Der Samstag kam schneller, als mir lieb war und damit nicht nur der Abschied von Davis, sondern auch ein anstrengender Nachmittag im Projekt, dem ein langer Vormittag in der Bücherei voranging. Und meine Schonfrist, was Ian anging, war damit auch vorbei. Schon als ich die Tür aufdrückte, kam ich nicht umhin, seine Anwesenheit zu bemerken. Lautstark stritt er sich mit Zoe. Offenbar hatte er schon wieder Stunden geschwänzt und wenn ich Zoes Tirade richtig deutete, hatte sie es bereits gemeldet.

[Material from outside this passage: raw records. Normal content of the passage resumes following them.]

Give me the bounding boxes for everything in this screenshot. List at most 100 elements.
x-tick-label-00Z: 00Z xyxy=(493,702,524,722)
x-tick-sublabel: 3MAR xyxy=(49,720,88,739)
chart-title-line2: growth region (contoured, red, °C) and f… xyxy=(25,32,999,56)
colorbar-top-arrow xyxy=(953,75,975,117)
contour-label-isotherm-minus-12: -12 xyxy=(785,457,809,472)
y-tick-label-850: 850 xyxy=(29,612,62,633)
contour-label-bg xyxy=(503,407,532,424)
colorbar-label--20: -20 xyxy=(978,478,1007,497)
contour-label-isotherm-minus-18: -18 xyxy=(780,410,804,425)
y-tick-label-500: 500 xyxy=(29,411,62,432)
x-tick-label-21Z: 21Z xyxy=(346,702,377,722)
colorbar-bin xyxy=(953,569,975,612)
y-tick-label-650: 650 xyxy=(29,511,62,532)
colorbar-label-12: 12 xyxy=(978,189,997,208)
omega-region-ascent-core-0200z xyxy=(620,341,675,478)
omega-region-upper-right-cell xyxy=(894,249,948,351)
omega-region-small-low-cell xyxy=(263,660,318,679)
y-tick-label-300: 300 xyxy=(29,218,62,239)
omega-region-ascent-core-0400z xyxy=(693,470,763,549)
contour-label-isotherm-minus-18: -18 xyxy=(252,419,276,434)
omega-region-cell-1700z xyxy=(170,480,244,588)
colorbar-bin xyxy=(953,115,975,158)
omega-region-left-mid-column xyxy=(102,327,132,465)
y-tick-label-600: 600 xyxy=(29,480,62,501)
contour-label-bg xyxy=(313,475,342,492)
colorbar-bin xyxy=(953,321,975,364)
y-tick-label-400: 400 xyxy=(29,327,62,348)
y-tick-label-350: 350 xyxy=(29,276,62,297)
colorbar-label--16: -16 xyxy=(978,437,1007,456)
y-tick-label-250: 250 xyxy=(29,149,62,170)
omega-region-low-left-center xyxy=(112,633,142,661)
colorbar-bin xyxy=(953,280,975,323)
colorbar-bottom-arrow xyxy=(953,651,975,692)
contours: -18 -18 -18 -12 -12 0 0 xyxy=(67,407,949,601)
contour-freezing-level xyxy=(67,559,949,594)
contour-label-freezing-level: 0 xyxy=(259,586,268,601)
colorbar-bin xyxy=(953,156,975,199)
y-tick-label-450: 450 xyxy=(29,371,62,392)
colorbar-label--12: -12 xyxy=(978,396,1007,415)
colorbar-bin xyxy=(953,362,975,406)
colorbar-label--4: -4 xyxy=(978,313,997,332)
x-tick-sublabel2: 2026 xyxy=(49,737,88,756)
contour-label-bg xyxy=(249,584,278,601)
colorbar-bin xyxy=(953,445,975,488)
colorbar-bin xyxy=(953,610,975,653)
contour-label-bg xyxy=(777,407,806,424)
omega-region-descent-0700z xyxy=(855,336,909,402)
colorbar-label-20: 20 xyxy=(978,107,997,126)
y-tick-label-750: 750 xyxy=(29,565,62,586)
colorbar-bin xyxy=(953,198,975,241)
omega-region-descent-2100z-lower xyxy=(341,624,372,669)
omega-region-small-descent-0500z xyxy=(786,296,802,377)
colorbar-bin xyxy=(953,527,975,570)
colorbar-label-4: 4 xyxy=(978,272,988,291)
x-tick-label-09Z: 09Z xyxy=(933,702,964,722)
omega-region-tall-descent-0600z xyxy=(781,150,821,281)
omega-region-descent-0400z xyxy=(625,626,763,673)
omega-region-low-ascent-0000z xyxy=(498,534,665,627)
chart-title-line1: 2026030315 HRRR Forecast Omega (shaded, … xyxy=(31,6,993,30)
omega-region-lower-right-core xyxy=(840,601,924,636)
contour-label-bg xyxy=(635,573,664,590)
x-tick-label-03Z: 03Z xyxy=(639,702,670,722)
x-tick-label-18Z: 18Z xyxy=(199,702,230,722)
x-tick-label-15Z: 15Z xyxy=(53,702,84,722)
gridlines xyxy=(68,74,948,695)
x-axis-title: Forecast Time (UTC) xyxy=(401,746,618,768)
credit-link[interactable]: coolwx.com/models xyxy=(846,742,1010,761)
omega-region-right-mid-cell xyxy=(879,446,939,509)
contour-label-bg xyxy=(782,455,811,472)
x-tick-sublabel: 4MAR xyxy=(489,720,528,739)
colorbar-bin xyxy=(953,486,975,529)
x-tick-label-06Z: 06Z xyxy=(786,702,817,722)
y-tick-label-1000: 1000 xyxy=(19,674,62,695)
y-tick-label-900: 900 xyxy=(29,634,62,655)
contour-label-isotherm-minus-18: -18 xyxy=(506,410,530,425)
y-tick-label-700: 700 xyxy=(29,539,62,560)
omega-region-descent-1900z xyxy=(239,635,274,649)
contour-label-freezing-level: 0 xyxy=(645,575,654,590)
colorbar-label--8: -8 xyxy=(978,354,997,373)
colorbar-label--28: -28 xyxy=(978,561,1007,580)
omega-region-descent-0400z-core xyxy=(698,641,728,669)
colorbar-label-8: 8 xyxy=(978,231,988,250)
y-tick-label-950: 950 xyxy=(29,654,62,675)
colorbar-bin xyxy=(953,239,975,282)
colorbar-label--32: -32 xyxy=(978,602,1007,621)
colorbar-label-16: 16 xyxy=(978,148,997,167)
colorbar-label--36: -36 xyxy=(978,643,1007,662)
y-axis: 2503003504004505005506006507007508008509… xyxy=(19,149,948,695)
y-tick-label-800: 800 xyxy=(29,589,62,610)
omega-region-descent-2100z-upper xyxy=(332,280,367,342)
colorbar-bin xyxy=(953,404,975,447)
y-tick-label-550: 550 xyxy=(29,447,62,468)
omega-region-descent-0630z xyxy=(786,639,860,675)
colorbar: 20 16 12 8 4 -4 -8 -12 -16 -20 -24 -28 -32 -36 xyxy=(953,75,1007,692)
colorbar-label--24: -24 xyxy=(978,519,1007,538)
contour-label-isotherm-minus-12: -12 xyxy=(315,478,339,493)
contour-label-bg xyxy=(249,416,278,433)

„Jetzt sitzt der Gute echt in der Scheiße", kommentierte Biscuit neben mir. „Gegen Bewährungsauflagen zu verstoßen, ist nie eine gute Idee."

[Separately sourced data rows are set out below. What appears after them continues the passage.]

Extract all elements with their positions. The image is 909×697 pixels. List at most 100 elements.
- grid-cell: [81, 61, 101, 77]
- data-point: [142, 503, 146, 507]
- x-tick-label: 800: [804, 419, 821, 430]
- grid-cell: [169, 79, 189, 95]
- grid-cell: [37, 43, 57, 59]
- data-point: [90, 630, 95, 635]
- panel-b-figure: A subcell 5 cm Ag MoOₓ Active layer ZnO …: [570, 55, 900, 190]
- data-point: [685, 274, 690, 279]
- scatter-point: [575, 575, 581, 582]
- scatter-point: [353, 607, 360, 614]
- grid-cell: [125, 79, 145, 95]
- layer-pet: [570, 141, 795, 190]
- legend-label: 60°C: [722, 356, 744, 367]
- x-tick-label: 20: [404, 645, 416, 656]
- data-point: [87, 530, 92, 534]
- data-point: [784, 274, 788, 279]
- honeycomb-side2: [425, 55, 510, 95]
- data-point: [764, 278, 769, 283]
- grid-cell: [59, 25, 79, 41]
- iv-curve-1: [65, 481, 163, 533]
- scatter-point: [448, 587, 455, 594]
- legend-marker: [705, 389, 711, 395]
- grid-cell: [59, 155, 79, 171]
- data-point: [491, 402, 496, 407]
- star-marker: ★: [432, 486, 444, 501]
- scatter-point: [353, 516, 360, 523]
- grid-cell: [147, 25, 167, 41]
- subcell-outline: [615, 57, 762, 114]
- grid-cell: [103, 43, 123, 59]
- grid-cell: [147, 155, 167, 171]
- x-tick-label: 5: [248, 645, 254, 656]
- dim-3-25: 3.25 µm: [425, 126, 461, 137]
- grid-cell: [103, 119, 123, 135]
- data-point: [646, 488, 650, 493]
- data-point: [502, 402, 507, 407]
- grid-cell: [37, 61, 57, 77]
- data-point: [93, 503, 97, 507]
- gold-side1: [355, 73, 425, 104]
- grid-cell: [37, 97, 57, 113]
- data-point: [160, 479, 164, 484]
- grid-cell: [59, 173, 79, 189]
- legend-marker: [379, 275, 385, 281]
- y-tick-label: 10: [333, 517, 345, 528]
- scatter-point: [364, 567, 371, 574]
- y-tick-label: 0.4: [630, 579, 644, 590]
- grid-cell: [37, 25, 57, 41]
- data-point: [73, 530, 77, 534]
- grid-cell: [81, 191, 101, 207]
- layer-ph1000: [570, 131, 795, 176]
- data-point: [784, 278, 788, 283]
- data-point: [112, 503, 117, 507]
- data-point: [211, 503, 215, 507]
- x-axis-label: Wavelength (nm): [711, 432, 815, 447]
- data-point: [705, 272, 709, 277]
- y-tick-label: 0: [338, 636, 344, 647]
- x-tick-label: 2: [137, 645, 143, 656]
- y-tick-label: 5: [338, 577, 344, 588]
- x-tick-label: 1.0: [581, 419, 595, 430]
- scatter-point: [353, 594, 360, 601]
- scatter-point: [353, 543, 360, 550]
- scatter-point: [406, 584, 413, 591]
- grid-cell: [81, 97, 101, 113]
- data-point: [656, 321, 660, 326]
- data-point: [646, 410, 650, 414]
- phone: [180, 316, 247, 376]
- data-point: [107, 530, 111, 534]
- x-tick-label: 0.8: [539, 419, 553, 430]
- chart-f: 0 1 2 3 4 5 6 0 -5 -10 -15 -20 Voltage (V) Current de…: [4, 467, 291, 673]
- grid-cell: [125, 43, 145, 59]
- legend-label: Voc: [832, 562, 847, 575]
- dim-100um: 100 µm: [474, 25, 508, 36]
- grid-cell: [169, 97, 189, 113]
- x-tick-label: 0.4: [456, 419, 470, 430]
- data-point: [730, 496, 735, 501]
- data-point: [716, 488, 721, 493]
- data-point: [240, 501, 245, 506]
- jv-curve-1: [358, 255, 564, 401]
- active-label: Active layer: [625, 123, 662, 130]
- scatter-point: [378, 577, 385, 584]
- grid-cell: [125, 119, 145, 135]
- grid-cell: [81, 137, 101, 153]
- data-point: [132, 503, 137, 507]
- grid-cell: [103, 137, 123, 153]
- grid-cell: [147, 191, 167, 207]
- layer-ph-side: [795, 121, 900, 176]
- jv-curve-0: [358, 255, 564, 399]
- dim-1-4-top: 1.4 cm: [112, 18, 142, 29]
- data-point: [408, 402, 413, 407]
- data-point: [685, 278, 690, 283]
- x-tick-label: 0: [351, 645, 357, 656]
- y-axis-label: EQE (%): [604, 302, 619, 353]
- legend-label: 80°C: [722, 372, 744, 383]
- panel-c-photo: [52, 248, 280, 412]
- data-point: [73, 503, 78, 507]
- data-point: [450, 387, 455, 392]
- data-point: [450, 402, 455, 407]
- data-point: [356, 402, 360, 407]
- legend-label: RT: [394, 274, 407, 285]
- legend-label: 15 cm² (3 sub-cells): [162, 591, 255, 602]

Auf seinen Besen gestützt, mit dem er bis eben noch den großen Saal ausgekehrt hatte, blickte er in die gleiche Richtung wie ich. In dieser lag das Büro. Unter die zornige Stimme der Tänzerin und die aufgebrachte von Ian, mischte sich dort der Bariton von Nicolai in dem Bemühen die Wogen ein wenig zu glätten und mit Vernunft zu Ian durchzudringen, wo Zoes emotionale Art scheiterte.
Viel Erfolg schien der Russe mit seiner abgeklärten Art nicht zu haben, denn Sekunden später stürzte Ian mit einem „Ach leck mich!", aus dem Raum und rauschte an uns vorbei, ohne auch nur „hallo" zu sagen.

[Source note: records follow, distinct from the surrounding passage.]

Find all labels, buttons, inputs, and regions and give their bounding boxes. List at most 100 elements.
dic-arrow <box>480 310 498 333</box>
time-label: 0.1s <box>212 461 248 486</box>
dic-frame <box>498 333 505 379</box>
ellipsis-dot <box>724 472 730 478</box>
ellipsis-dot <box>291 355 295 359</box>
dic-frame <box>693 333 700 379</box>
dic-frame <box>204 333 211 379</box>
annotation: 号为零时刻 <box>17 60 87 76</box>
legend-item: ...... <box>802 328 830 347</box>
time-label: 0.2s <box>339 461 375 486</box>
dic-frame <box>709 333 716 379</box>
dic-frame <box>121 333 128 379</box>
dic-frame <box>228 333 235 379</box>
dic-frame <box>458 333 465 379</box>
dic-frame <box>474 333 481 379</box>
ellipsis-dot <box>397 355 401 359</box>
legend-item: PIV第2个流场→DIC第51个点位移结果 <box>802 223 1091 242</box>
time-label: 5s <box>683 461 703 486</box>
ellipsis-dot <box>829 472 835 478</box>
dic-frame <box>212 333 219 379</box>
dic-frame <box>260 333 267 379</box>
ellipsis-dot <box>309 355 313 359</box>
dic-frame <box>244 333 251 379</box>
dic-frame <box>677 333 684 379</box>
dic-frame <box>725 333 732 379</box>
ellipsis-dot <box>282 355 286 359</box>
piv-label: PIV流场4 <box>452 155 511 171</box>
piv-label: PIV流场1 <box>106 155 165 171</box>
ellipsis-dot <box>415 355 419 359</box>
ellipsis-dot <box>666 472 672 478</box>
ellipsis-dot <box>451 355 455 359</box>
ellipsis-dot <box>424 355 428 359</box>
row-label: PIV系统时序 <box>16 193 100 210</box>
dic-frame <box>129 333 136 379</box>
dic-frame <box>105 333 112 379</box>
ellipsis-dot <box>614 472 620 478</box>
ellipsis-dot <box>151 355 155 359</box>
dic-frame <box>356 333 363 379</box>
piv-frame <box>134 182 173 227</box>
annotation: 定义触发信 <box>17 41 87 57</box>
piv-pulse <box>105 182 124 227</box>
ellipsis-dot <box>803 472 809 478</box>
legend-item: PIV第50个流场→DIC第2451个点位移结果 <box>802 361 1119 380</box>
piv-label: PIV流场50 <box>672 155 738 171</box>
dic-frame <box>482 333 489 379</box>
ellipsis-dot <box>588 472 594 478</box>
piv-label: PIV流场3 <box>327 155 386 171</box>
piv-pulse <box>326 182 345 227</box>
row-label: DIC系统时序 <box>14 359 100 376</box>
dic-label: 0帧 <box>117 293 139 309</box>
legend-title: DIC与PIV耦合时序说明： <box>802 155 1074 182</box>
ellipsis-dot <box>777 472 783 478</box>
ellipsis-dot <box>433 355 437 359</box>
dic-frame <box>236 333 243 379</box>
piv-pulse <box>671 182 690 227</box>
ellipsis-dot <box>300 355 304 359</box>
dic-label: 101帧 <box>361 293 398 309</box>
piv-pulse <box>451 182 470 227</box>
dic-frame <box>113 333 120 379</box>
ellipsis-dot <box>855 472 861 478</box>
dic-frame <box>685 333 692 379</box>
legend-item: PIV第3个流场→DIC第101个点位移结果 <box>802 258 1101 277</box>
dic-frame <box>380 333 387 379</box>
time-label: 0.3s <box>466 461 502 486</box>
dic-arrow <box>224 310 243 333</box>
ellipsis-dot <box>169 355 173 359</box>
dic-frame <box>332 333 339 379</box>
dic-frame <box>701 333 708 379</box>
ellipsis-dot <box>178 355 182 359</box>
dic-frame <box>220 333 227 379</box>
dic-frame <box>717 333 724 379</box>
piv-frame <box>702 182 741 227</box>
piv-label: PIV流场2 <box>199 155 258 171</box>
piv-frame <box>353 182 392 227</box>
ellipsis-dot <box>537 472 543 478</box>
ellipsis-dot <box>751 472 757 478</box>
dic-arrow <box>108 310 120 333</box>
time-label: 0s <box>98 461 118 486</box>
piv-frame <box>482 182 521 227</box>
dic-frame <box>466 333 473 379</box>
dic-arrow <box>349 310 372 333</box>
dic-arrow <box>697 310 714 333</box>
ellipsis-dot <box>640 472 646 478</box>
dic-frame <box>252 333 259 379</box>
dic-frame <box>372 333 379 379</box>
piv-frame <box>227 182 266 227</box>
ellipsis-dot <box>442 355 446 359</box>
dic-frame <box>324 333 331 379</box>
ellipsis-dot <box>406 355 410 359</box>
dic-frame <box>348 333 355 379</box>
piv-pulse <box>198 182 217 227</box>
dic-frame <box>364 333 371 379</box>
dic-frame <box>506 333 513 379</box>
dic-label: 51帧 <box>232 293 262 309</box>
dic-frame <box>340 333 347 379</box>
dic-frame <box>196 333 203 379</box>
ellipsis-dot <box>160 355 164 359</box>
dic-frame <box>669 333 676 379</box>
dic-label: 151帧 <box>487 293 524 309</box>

„Hat sich da jemand verzockt?", kommentierte Carter staubtrocken Ians rasanten Abgang. Biscuit nickte weise zu der Äußerung und fuhr dann mit dem Kehren fort. Mein Blick blieb jedoch an der Tür hängen, durch die Ian soeben verschwunden war.
„Alles okay?", erkundigte sich Carter leise, nachdem sich Elaine verabschiedet hatte und mit einem der anderen Mädchen in der Umkleide verschwunden war.
Ich zuckte ratlos mit den Schultern.
„Keine Ahnung. Ist grad alles ein bisschen viel. Am Dienstag hat er mir noch Hühnersuppe gebracht. Und jetzt kann er nicht mal hallo sagen?"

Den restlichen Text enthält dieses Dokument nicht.